Мигель молчал. Мысли. Сволочные, подленькие мысли: она во всем виновата! Только она и ее прихоть. Какого черта было среди ночи мотаться в Новоросс?!
Тина открыла дверь и выставила наружу длинные ухоженные ножки в черных сексуальных колготках. Закурила изящную тонкую сигарету с ментолом и вытянула в его сторону пухлые розовые губки, издевательски копируя какую-то актрису из старого черно-белого фильма.
- Пупсик, ну поехали, - и посмотрела на него своими блядскими зелеными глазами.
Мигель с размаха ударил открытой ладонью по ее развратным, вытянутым в сексуальную трубочку губам. Нежная кожа лопнула, и тут же покрылась сеткой кровавых трещин. Тина завалилась назад от неожиданного удара. Руки Мигеля тем временем стали судорожно разрывать тонкую ткань колготок и трусиков, обнажая белую бархатистую кожу. Тина попыталась было привстать и оттолкнуться от него, но пальцы Мигеля схватили ее за длинные рыжие локоны, и стали с силой оттягивать их назад. Потом ей стало больно, очень больно. Резко, с силой он вошел в Тину, разрывая себя и ее изнутри. Скопившееся в нем с ночи напряжение быстро находило выход в этом нервном траханье.
- Ебать! Просто ебать тебя надо было и больше ничего! Сука! - кричал
Мигель ей и загонял член по самое нехочу. Насилуя Тину, он выплескивал всю ненависть к любимой женщине, разрушая такое нелепое понятие как любовь.
Мигель кончил, потом вытер член грязным носовым платком. Тина
стонала в машине. Он вновь взял ее за волосы и вытащил Тину на обочину.
- Пошла на хуй, блядь!
Тина встала. Ее волосы всколочены. Вся одежда разорвана, в дорожной пыли. По ногам женщины текла кровь, быстро застывала, превращаясь в бурые ржавые пятна на белой коже. Тина молча прошла мимо девятки Мигеля, и даже не посмотрела в его сторону. Шатаясь из стороны в сторону, она медленно шла по шоссе в сторону Новоросса. Ее грязная, окровавленная, левая рука была вытянута в сторону, в надежде поймать попутную машину, но машины проносились мимо.
- Хэппи-энд! - сказал Мигель. Завел девятку и съехал с обочины на шоссе.
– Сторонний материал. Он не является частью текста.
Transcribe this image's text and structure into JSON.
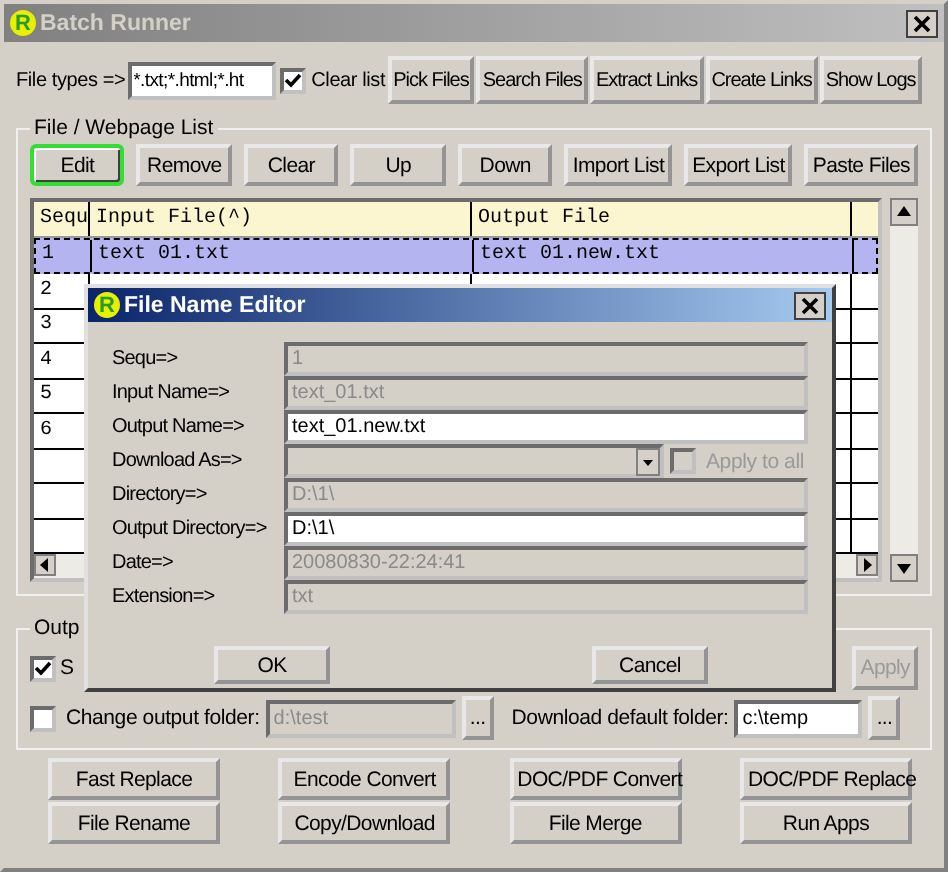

Дорога. Прямая или петлистая, ровная или бугристая, широкая или узкая. Дарующая забвение путнику, понуждающая к вечному движению. Теперь она завлекла Мигеля и превратила его в вечно блуждающий эритроцит, ползущий по капиллярам и венам Дороги. Он лишился сна, взамен получил безумие. Время стало однообразно прямым, гладким, без остановок и перекуров. Мигель по-прежнему мчался по шоссе, забывая откуда едет, и уже не помня куда. Время и Дорога слились в единое, а все пространство сузилось до ширины шоссе. Мир вокруг стал пластилиновым, раскрашенным лубочными красками, каким-то далеким и утратившим вкус реальности. Только скорость и Дорога. И сколько времени мчался по ее асфальтовому полотну Мигель - мгновенье или вечность, уже было совсем не важным, и, в общем-то, равнялось друг другу.
Девятку постепенно разрушала коррозия дороги и времени. Ржавое железо со следами облезшей краски непрерывно отлетало от корпуса машины. Стекла и фары были разбиты. Из того места, где была раньше выхлопная труба, валил черный масляный дым. Шины сначала протерлись до дыр, потом превратились в лохмотья, и лишь железные колесные диски закручивались в причудливые восьмерки. Мигель давно перестал заправляться, но машина продолжала мчаться по шоссе наперекор всем законам физики и сохранения энергии. Только вперед и более ничего!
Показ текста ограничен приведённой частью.